Feild was honored on Feb. 28 at the RFD-TV’s The American at AT&T Stadium in Arlington. Within the rodeo performance, organizers broke from the action and showed a short feature on Feild on the giant screen above the arena.
“It was amazing,” said Feild’s son, Kaycee, a four-time PRCA world champion bareback rider. “My dad impacted a lot of people’s lives. Just the shake of his hand influenced that person, whoever he met. To be his son is a blessing more than words can express.
“I hope people remember my dad for as long as I live. But I hope they remember him as a good man and not just as a pro rodeo champion. He was a family man. He taught us kids everything. He taught us the true meaning of life, which is to love one another, to embrace your friendships and embrace your family.”

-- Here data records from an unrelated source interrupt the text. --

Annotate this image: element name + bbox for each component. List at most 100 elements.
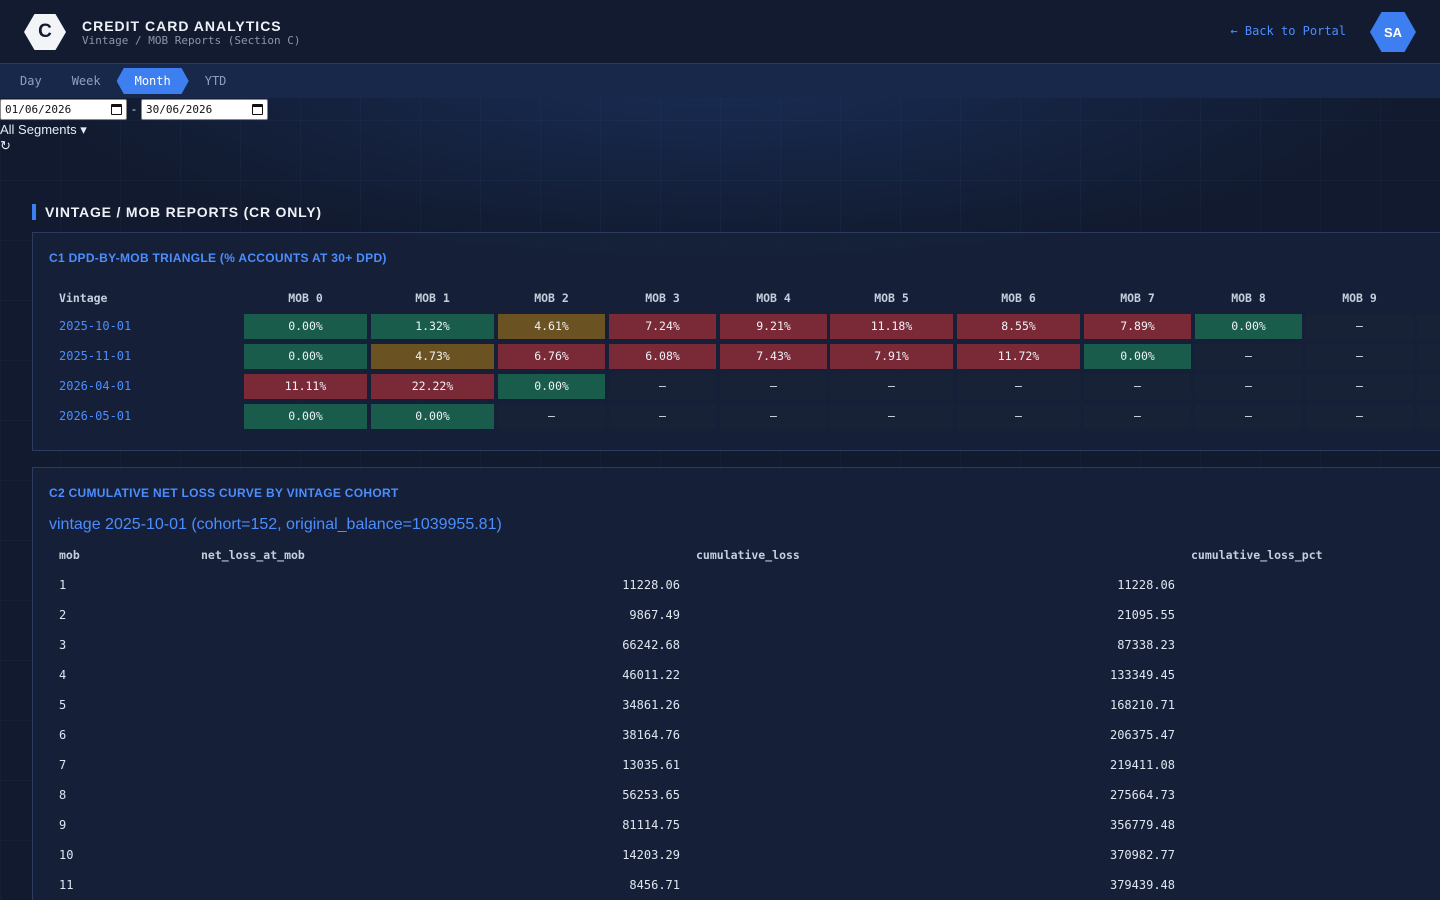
triangle-cell: 4.73% xyxy=(371,344,494,369)
cumulative-loss-value: 379439.48 xyxy=(1109,878,1175,892)
app-subtitle: Vintage / MOB Reports (Section C) xyxy=(82,34,301,47)
refresh-icon[interactable]: ↻ xyxy=(0,138,11,153)
triangle-cell-overflow xyxy=(1417,374,1440,399)
calendar-icon[interactable] xyxy=(111,103,122,115)
tab-ytd[interactable]: YTD xyxy=(204,74,227,88)
triangle-cell: 22.22% xyxy=(371,374,494,399)
triangle-cell: – xyxy=(1306,374,1413,399)
mob-value: 11 xyxy=(59,878,74,892)
mob-value: 4 xyxy=(59,668,67,682)
tab-week[interactable]: Week xyxy=(71,74,101,88)
date-from-value: 01/06/2026 xyxy=(5,102,72,116)
triangle-cell: – xyxy=(1306,404,1413,429)
mob-column-header: MOB 0 xyxy=(288,291,323,305)
vintage-row-link[interactable]: 2026-05-01 xyxy=(59,409,132,423)
vintage-row-link[interactable]: 2025-11-01 xyxy=(59,349,132,363)
cumulative-loss-value: 206375.47 xyxy=(1109,728,1175,742)
cumulative-loss-value: 11228.06 xyxy=(1117,578,1175,592)
date-separator: - xyxy=(132,102,136,116)
triangle-cell: – xyxy=(830,404,953,429)
triangle-cell: 7.89% xyxy=(1084,314,1191,339)
mob-column-header: MOB 3 xyxy=(645,291,680,305)
mob-value: 6 xyxy=(59,728,67,742)
triangle-cell: – xyxy=(957,374,1080,399)
triangle-cell: 0.00% xyxy=(371,404,494,429)
triangle-cell: – xyxy=(830,374,953,399)
triangle-cell: – xyxy=(1306,314,1413,339)
triangle-cell: – xyxy=(498,404,605,429)
loss-curve-card: C2 CUMULATIVE NET LOSS CURVE BY VINTAGE … xyxy=(32,467,1440,900)
app-title: CREDIT CARD ANALYTICS xyxy=(82,18,282,34)
vintage-row-link[interactable]: 2025-10-01 xyxy=(59,319,132,333)
app-logo: C xyxy=(24,14,66,50)
tab-month[interactable]: Month xyxy=(116,68,189,94)
date-to-input[interactable]: 30/06/2026 xyxy=(141,98,268,120)
triangle-cell: 11.72% xyxy=(957,344,1080,369)
triangle-cell: 7.24% xyxy=(609,314,716,339)
loss-column-header: net_loss_at_mob xyxy=(201,548,305,562)
segment-select[interactable]: All Segments ▾ xyxy=(0,122,87,137)
triangle-cell: 0.00% xyxy=(1195,314,1302,339)
triangle-cell: 4.61% xyxy=(498,314,605,339)
cumulative-loss-value: 133349.45 xyxy=(1109,668,1175,682)
mob-value: 8 xyxy=(59,788,67,802)
net-loss-value: 14203.29 xyxy=(622,848,680,862)
net-loss-value: 34861.26 xyxy=(622,698,680,712)
net-loss-value: 81114.75 xyxy=(622,818,680,832)
net-loss-value: 8456.71 xyxy=(629,878,680,892)
cumulative-loss-value: 21095.55 xyxy=(1117,608,1175,622)
net-loss-value: 38164.76 xyxy=(622,728,680,742)
triangle-title: C1 DPD-BY-MOB TRIANGLE (% ACCOUNTS AT 30… xyxy=(49,251,387,265)
date-from-input[interactable]: 01/06/2026 xyxy=(0,98,127,120)
triangle-cell: 0.00% xyxy=(244,404,367,429)
triangle-cell: – xyxy=(1195,374,1302,399)
triangle-cell: 1.32% xyxy=(371,314,494,339)
mob-column-header: MOB 6 xyxy=(1001,291,1036,305)
net-loss-value: 56253.65 xyxy=(622,788,680,802)
vintage-column-header: Vintage xyxy=(59,291,108,305)
triangle-cell: – xyxy=(609,404,716,429)
mob-value: 9 xyxy=(59,818,67,832)
filter-bar: 01/06/2026 - 30/06/2026 All Segments ▾ ↻ xyxy=(0,98,268,153)
back-to-portal-link[interactable]: ← Back to Portal xyxy=(1230,24,1346,38)
cumulative-loss-value: 356779.48 xyxy=(1109,818,1175,832)
mob-column-header: MOB 4 xyxy=(756,291,791,305)
dpd-triangle-card: C1 DPD-BY-MOB TRIANGLE (% ACCOUNTS AT 30… xyxy=(32,232,1440,451)
loss-curve-title: C2 CUMULATIVE NET LOSS CURVE BY VINTAGE … xyxy=(49,486,399,500)
triangle-cell: – xyxy=(720,404,827,429)
triangle-cell-overflow xyxy=(1417,344,1440,369)
mob-column-header: MOB 8 xyxy=(1231,291,1266,305)
mob-value: 2 xyxy=(59,608,67,622)
calendar-icon[interactable] xyxy=(252,103,263,115)
user-avatar[interactable]: SA xyxy=(1370,12,1416,52)
section-title: VINTAGE / MOB REPORTS (CR ONLY) xyxy=(32,204,322,220)
triangle-cell: – xyxy=(720,374,827,399)
triangle-cell: 11.11% xyxy=(244,374,367,399)
mob-value: 5 xyxy=(59,698,67,712)
vintage-row-link[interactable]: 2026-04-01 xyxy=(59,379,132,393)
tab-day[interactable]: Day xyxy=(20,74,42,88)
net-loss-value: 11228.06 xyxy=(622,578,680,592)
mob-value: 7 xyxy=(59,758,67,772)
triangle-cell: – xyxy=(1084,404,1191,429)
triangle-cell: – xyxy=(609,374,716,399)
triangle-cell: 0.00% xyxy=(498,374,605,399)
triangle-cell: 7.43% xyxy=(720,344,827,369)
triangle-cell: – xyxy=(957,404,1080,429)
triangle-cell: – xyxy=(1195,404,1302,429)
top-bar: C CREDIT CARD ANALYTICS Vintage / MOB Re… xyxy=(0,0,1440,64)
net-loss-value: 9867.49 xyxy=(629,608,680,622)
triangle-cell: 0.00% xyxy=(1084,344,1191,369)
mob-column-header: MOB 5 xyxy=(874,291,909,305)
net-loss-value: 13035.61 xyxy=(622,758,680,772)
cumulative-loss-value: 370982.77 xyxy=(1109,848,1175,862)
cohort-link[interactable]: vintage 2025-10-01 (cohort=152, original… xyxy=(49,516,502,533)
triangle-cell: – xyxy=(1084,374,1191,399)
triangle-cell: 11.18% xyxy=(830,314,953,339)
triangle-cell: – xyxy=(1306,344,1413,369)
loss-column-header: mob xyxy=(59,548,80,562)
period-tabs: Day Week Month YTD xyxy=(0,64,1440,98)
date-to-value: 30/06/2026 xyxy=(146,102,213,116)
triangle-cell: 9.21% xyxy=(720,314,827,339)
triangle-cell: 6.76% xyxy=(498,344,605,369)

Reese Riemer has filed a lawsuit in U.S. District Court in Amarillo against The American for declining to pay him $600,000 for winning the tie-down roping title last year.

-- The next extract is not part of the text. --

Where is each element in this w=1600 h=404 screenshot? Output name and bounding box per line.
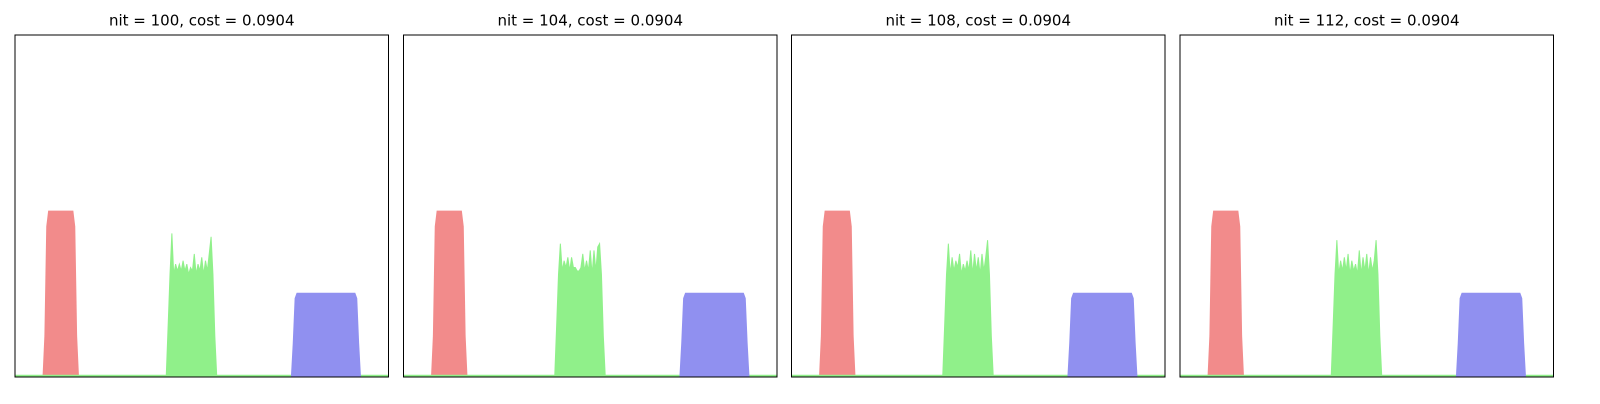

Within the past year, rumors have surfaced that Riemer, who is from Stinnett, agreed to split the purse with other finalists and was allowed to win because he was eligible for a share of the $1 million side pot, an accusation Riemer denies in a prepared statement on the lawsuit.
Randy Bernard, who heads up The American, said Rural Media Group Inc./RMG Events LLC officials have opted to allow the court to decide the verdict.
Houston rodeo update
Former National Finals saddle bronc riding qualifier Isaac Diaz of Desdemona has advanced to the semifinal round at RodeoHouston. Diaz made the cut after earning $6,250 in the prelims last week.
The Houston rodeo uses a tournament format called the Super Series. Diaz competed in Super Series 1, which was a bracket within the tournament. The semifinal is scheduled for March 16-17 and the final is March 19. Each single event champion will receive $50,000.
Brazile riding tough
Trevor Brazile of Decatur finished second at the Cinch Timed Event Championship of the World with a time of 295.9 seconds last weekend at the at the Lazy E Arena near Guthrie, Okla. Paul David Tierney won the event with a 267.9
On the Professional Rodeo Cowboys Association circuit, Ryan Dirteater clinched the title at last weekend’s tour stop in Phoenix after earning 517.5 points. Fabiano Vieira, a Brazilian who lives in Decatur, finished second with 345.
In the world standings, Shane Proctor is ranked No. 1 with 1,812 points. Joao Ricardo Vieira, another Brazilian who lives in Decatur, is ranked No. 2 with 1,665.
This weekend, the tour stops in Duluth, Ga., in the Atlanta area.